2. Make the cake: Combine the warm water, yeast and 2 teaspoons of sugar in a small bowl. Mix and set aside in a warm place for 10 minutes or until yeast begins to bubble.

3. In a bowl, combine the flour, ½ cup of sugar, nutmeg, salt, lemon zest, and add to an electric mixing bowl. Add warm milk, melted butter, egg yolks, whole eggs, and reserved yeast mixture. Beat with a dough hook until smooth.

4. Turn the dough out on a lightly floured surface. Knead, adding small amounts of flour until the dough is no longer sticky. Continue kneading until the dough is smooth and elastic (about 10 minutes). Place the dough in a well greased bowl. Turn once so the greased surface is on top.

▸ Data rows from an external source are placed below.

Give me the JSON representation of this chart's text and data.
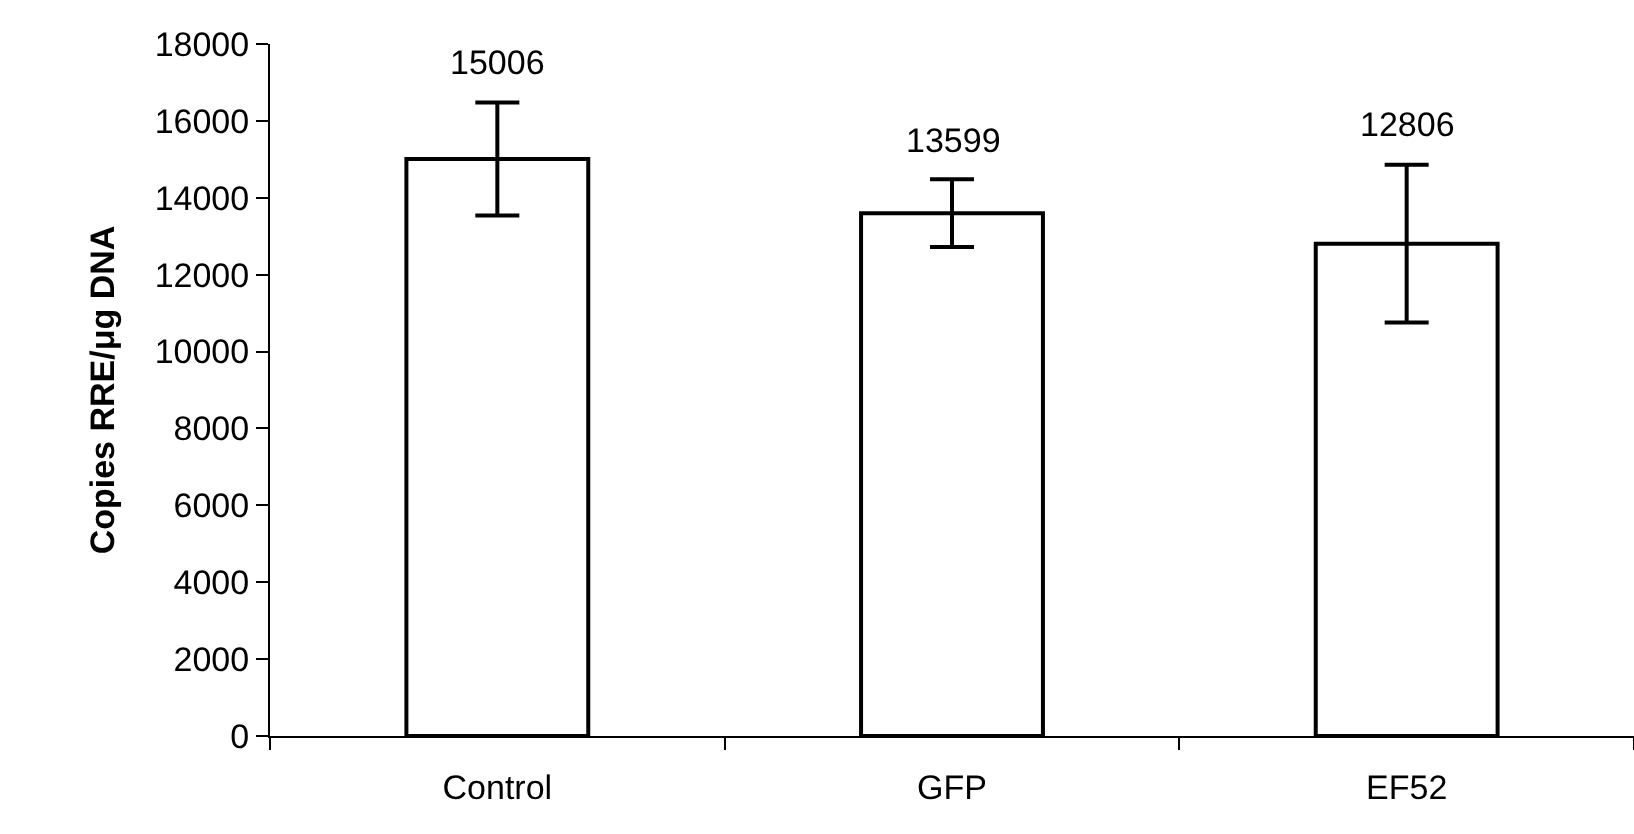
{
  "chart_data": {
    "type": "bar",
    "ylabel": "Copies RRE/μg DNA",
    "categories": [
      "Control",
      "GFP",
      "EF52"
    ],
    "values": [
      15006,
      13599,
      12806
    ],
    "errors": [
      1470,
      880,
      2050
    ],
    "color": "#ffffff",
    "data_labels": true,
    "ylim": [
      0,
      18000
    ],
    "yticks": [
      0,
      2000,
      4000,
      6000,
      8000,
      10000,
      12000,
      14000,
      16000,
      18000
    ],
    "legend": false
  }
}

5. Cover the dough and let rise in a warm place until doubled in bulk (about 1½ hours). Punch the dough down and place on a lightly floured surface. At this point you can separate the dough in three and braid the dough, or you can keep it simple and make the dough into a cylinder, about 30 inches long. Place the cylinder on a buttered baking sheet. Shape into a ring, pinching the edges to seal. Cover, and let rise in a warm place for another 45 minutes. Bake for 25-30 minutes or until golden brown.

6: Prepare the icing: Combine the powdered sugar and cinnamon. Add vanilla, mix, and then add enough milk to make a glaze consistency. When the king cake has cooled, pour glaze on top. Decorate with purple, green and gold sugar if desired.